Die Streitfrage lautet: Was ist sozial? Normativ, also dass Soziales nur gut sein kann, verstanden, scheint es unmöglich, dass es neoliberales Soziales gibt. Aber die Zuschreibung von Sozialem muss nicht einen guten Anteil haben. Denn die neosoziale Tendenz ökonomisiert den sozialen Sektor. Z.B. soll die Selbststeuerung in gesundheitlicher Versorgung oder Rentenvorsorge die Gesellschaft schonen. Auch die Formulierung der „Überalterung der Gesellschaft“ sollte hinterfragt werden.

Als Zwischenfazit lässt sich feststellen: Ohne eine soziale Agenda gibt es keinen gesellschaftlich akzeptierten Neoliberalismus.

Der realexistierende Neoliberalismus versucht, sich als angepasst und im Dienst der Allgemeinheit darzustellen. Ideologisch und institutionell muss das Bild der angeblich notwendigen selbstverantwortlichen BürgerInnen vermittelt werden.

Wir erleben eine sozialpolitische Transformation. Nach dem Ende des Kalten Krieges ist der Ausbau des Sozialen im Westen nicht mehr notwendig. Es ist der Beginn einer Verschiebung von öffentlicher zu privater Verantwortlichkeit. Die Aktivierung soll ein neues Wachstumsmodell implementieren, welches auf die Befreiung des Marktes und der Eigenverantwortung basiert.

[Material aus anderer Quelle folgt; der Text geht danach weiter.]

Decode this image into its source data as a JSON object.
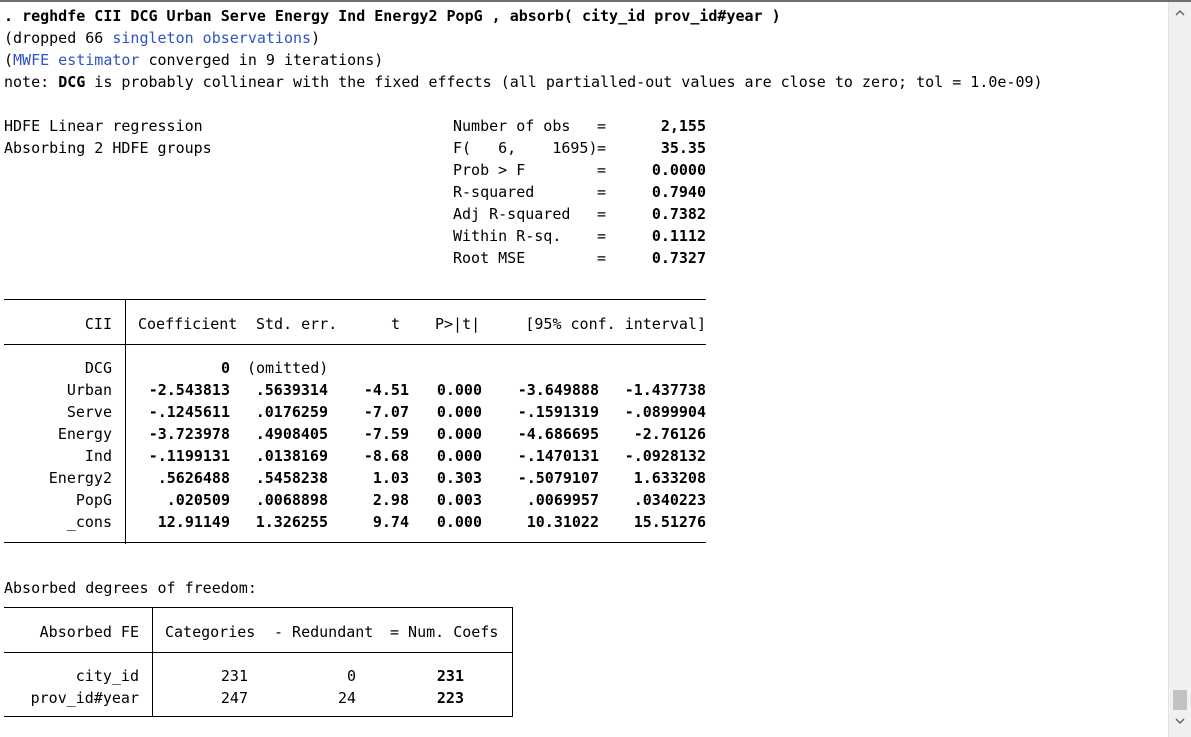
{
  "command": {
    "prefix": ". ",
    "text": "reghdfe CII DCG Urban Serve Energy Ind Energy2 PopG , absorb( city_id prov_id#year )"
  },
  "messages": {
    "dropped_pre": "(dropped 66 ",
    "dropped_link": "singleton observations",
    "dropped_post": ")",
    "mwfe_pre": "(",
    "mwfe_link": "MWFE estimator",
    "mwfe_post": " converged in 9 iterations)",
    "note_pre": "note: ",
    "note_var": "DCG",
    "note_post": " is probably collinear with the fixed effects (all partialled-out values are close to zero; tol = 1.0e-09)"
  },
  "header": {
    "title": "HDFE Linear regression",
    "subtitle": "Absorbing 2 HDFE groups",
    "stats": [
      {
        "label": "Number of obs",
        "eq": "=",
        "value": "2,155"
      },
      {
        "label": "F(   6,    1695)",
        "eq": "=",
        "value": "35.35"
      },
      {
        "label": "Prob > F",
        "eq": "=",
        "value": "0.0000"
      },
      {
        "label": "R-squared",
        "eq": "=",
        "value": "0.7940"
      },
      {
        "label": "Adj R-squared",
        "eq": "=",
        "value": "0.7382"
      },
      {
        "label": "Within R-sq.",
        "eq": "=",
        "value": "0.1112"
      },
      {
        "label": "Root MSE",
        "eq": "=",
        "value": "0.7327"
      }
    ]
  },
  "coef_table": {
    "depvar": "CII",
    "headers": {
      "coef": "Coefficient",
      "se": "Std. err.",
      "t": "t",
      "p": "P>|t|",
      "ci": "[95% conf. interval]"
    },
    "rows": [
      {
        "var": "DCG",
        "coef": "0",
        "se": "(omitted)",
        "t": "",
        "p": "",
        "lo": "",
        "hi": ""
      },
      {
        "var": "Urban",
        "coef": "-2.543813",
        "se": ".5639314",
        "t": "-4.51",
        "p": "0.000",
        "lo": "-3.649888",
        "hi": "-1.437738"
      },
      {
        "var": "Serve",
        "coef": "-.1245611",
        "se": ".0176259",
        "t": "-7.07",
        "p": "0.000",
        "lo": "-.1591319",
        "hi": "-.0899904"
      },
      {
        "var": "Energy",
        "coef": "-3.723978",
        "se": ".4908405",
        "t": "-7.59",
        "p": "0.000",
        "lo": "-4.686695",
        "hi": "-2.76126"
      },
      {
        "var": "Ind",
        "coef": "-.1199131",
        "se": ".0138169",
        "t": "-8.68",
        "p": "0.000",
        "lo": "-.1470131",
        "hi": "-.0928132"
      },
      {
        "var": "Energy2",
        "coef": ".5626488",
        "se": ".5458238",
        "t": "1.03",
        "p": "0.303",
        "lo": "-.5079107",
        "hi": "1.633208"
      },
      {
        "var": "PopG",
        "coef": ".020509",
        "se": ".0068898",
        "t": "2.98",
        "p": "0.003",
        "lo": ".0069957",
        "hi": ".0340223"
      },
      {
        "var": "_cons",
        "coef": "12.91149",
        "se": "1.326255",
        "t": "9.74",
        "p": "0.000",
        "lo": "10.31022",
        "hi": "15.51276"
      }
    ]
  },
  "absorbed": {
    "title": "Absorbed degrees of freedom:",
    "headers": {
      "fe": "Absorbed FE",
      "cat": "Categories",
      "red": "- Redundant",
      "num": "= Num. Coefs"
    },
    "rows": [
      {
        "fe": "city_id",
        "cat": "231",
        "red": "0",
        "num": "231"
      },
      {
        "fe": "prov_id#year",
        "cat": "247",
        "red": "24",
        "num": "223"
      }
    ]
  },
  "scrollbar": {
    "up_icon": "chevron-up-icon",
    "down_icon": "chevron-down-icon"
  }
}
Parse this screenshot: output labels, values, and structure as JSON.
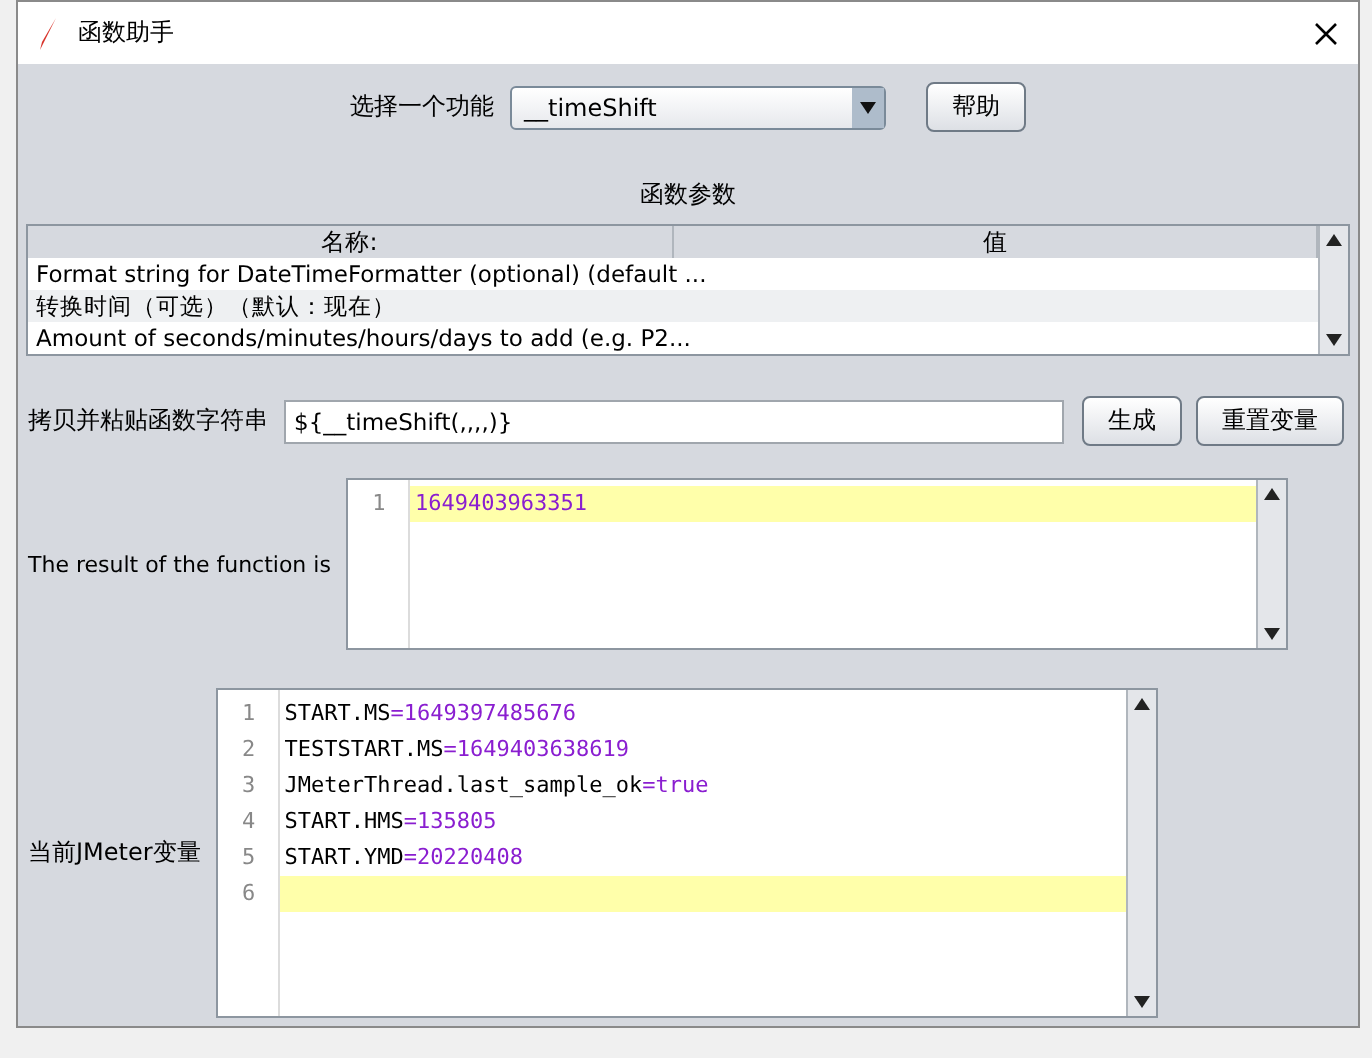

Die Aktivierungspolitik ist jedoch auf Akteure angewiesen, die sie umsetzt, sie ist also nicht alternativlos. Ein Beispiel liefern Beiträge zur sogenannten Flüchtlingskrise. Eine als einwanderungsfreundlich getarnte Rede des Bundespräsidenten enthält die Aussage „Unser Herz ist weit, Möglichkeiten sind endlich.“ Es wird von „Hunderttausenden aus fremden Kulturen“ gesprochen und als unangemessen bezeichnete Verhaltensweisen erwähnt. Aber: Geflüchtete sind keine bloßen Objekte von Grenzregimen. Sie sind Herren und Herrinnen ihres Lebens und ihrer Lebensgeschichte.